I went to this therapist who was incredible. And I was saying all these things in my head that I couldn’t explain. I’d say things like, „I don’t know, or I don’t know if it makes me anxious.”

„You’re definitely looking for this, and I can’t give it to you,” he would say. All sessions turned out to be me basically talking to a wall. I love the guy, but that’s the whole point of therapy. I learned the same feeling I get from my therapist, where he doesn’t give me uncertainty, to apply it to my life and music and everything. The lesson is that many things in life are uncertain, and you have to be okay with sitting with it.

Have you developed specific ways of sitting with it?

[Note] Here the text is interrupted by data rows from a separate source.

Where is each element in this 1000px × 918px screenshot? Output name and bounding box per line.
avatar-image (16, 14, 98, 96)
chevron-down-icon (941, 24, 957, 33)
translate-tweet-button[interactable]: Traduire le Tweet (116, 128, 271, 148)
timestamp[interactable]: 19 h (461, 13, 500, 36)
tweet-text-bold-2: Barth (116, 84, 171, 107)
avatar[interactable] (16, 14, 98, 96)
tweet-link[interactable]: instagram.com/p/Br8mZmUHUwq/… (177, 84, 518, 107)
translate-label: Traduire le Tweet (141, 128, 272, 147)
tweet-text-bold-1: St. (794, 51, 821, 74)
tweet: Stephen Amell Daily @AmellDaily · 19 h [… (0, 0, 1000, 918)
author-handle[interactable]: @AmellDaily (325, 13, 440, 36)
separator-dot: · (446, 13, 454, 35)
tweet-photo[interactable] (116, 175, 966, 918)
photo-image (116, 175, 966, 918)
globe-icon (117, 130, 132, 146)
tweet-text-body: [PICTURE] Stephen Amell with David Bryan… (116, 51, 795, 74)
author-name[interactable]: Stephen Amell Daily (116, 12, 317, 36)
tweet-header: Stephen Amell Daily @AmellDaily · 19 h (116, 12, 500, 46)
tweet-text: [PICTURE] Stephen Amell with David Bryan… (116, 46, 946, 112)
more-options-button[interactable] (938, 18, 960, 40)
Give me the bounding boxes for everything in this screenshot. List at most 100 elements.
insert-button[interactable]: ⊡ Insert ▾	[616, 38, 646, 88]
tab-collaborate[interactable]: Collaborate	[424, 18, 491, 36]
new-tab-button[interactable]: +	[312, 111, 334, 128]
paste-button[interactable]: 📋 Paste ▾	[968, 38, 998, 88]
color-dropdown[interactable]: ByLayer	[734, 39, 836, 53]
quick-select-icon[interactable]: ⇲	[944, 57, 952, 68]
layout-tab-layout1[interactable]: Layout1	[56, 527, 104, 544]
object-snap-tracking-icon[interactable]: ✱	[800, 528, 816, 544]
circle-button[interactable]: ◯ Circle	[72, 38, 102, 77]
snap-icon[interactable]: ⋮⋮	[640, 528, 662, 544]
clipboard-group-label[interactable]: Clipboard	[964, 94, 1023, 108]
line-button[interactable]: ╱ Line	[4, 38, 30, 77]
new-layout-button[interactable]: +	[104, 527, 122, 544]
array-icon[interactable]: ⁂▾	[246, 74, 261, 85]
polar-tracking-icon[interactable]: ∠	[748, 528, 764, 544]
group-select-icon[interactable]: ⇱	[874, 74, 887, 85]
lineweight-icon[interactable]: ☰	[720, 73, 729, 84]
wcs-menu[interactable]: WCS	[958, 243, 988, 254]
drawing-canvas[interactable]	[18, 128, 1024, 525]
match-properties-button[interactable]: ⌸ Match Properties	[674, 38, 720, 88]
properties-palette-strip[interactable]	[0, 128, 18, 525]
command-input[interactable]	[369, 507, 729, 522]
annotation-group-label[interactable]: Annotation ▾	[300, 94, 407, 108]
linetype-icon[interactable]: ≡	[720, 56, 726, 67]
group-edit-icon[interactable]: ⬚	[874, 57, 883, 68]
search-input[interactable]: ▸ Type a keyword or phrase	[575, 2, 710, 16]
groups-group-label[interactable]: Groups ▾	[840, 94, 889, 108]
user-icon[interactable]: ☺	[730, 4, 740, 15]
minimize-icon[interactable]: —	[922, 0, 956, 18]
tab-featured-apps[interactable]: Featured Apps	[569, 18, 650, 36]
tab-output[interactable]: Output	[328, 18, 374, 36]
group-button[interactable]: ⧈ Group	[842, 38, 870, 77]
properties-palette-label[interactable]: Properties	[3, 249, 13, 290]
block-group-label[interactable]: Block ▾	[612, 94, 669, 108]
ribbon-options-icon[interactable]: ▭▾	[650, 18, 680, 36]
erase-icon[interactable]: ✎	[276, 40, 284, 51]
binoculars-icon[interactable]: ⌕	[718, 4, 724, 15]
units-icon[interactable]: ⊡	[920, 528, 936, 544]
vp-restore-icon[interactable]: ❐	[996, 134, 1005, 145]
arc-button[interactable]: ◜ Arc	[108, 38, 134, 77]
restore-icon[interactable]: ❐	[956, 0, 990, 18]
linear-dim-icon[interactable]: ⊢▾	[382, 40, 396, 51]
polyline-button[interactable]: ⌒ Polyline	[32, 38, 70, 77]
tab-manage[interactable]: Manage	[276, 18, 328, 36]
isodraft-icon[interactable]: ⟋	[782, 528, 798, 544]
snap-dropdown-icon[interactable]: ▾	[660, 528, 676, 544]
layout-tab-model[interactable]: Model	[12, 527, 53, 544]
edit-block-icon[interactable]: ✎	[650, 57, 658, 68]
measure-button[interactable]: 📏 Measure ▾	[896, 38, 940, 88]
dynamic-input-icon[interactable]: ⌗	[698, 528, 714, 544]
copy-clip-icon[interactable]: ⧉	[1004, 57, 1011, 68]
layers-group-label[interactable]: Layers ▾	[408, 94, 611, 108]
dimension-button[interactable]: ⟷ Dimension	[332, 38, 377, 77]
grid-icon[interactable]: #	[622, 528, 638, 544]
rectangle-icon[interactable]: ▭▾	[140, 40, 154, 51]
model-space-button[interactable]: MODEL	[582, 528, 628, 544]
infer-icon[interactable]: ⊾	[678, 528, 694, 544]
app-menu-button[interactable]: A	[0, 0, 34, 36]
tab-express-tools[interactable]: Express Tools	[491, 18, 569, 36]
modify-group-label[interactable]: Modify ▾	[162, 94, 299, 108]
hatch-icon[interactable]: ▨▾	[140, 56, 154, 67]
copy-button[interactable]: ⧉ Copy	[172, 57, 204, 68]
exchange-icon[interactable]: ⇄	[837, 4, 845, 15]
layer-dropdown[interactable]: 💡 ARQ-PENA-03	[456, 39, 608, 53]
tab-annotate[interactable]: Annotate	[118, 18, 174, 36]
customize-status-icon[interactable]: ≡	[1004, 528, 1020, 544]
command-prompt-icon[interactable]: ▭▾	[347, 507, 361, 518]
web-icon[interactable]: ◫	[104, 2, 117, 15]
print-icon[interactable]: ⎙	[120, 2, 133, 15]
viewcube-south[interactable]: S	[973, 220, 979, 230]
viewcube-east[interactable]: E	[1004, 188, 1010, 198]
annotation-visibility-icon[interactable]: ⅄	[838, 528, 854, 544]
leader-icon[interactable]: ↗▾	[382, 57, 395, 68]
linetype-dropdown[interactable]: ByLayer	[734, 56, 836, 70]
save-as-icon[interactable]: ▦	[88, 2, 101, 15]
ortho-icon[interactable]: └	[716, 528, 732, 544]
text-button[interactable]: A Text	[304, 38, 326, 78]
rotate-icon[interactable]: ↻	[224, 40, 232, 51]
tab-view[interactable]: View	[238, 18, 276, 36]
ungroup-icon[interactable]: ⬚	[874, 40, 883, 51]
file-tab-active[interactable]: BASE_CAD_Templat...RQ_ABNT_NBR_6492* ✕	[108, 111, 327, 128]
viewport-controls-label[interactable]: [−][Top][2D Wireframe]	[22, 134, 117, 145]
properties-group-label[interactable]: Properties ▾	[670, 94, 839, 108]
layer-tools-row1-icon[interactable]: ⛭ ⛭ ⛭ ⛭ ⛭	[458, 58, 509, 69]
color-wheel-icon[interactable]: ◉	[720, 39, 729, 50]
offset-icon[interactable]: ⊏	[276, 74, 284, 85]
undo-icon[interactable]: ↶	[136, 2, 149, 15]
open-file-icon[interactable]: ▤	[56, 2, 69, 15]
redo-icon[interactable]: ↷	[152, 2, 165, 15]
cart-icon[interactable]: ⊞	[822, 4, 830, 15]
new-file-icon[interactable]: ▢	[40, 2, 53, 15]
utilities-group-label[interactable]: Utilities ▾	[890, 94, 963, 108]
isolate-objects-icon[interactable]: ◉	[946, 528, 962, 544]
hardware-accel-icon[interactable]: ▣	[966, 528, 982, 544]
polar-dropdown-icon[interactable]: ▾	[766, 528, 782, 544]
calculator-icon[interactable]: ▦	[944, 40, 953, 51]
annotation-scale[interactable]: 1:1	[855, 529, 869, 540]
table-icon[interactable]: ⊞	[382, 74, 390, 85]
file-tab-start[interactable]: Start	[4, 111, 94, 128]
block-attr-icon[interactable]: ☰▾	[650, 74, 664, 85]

I had a very powerful experience at Burning Man [this year.] I boil my life down to four principles, and if I do them, I must focus. One is to be a good person to everyone around me – team, venues, promoters, everyone around me. First, be kind to everyone.

The second is that I love the music I make. If I feel like I’m making music for someone in the studio, or for some reason other than I just love what I’m making, that’s not the right reason to make it.

Number three, when I play shows, play the music I love, don’t feed anybody; Don’t care about anyone. If it comes out of the speakers, it has to come from my heart.

Number four is creating authentic content aligned with my values. It doesn’t matter what’s trending or what people think I should do. It has to be real. I focus my life on these four things. The rest of the things like ticket sales, numbers, etc., I don’t need to focus on. Or comparing myself to others. „Why did they get it?” There is a lot of uncertainty in None of those things apply.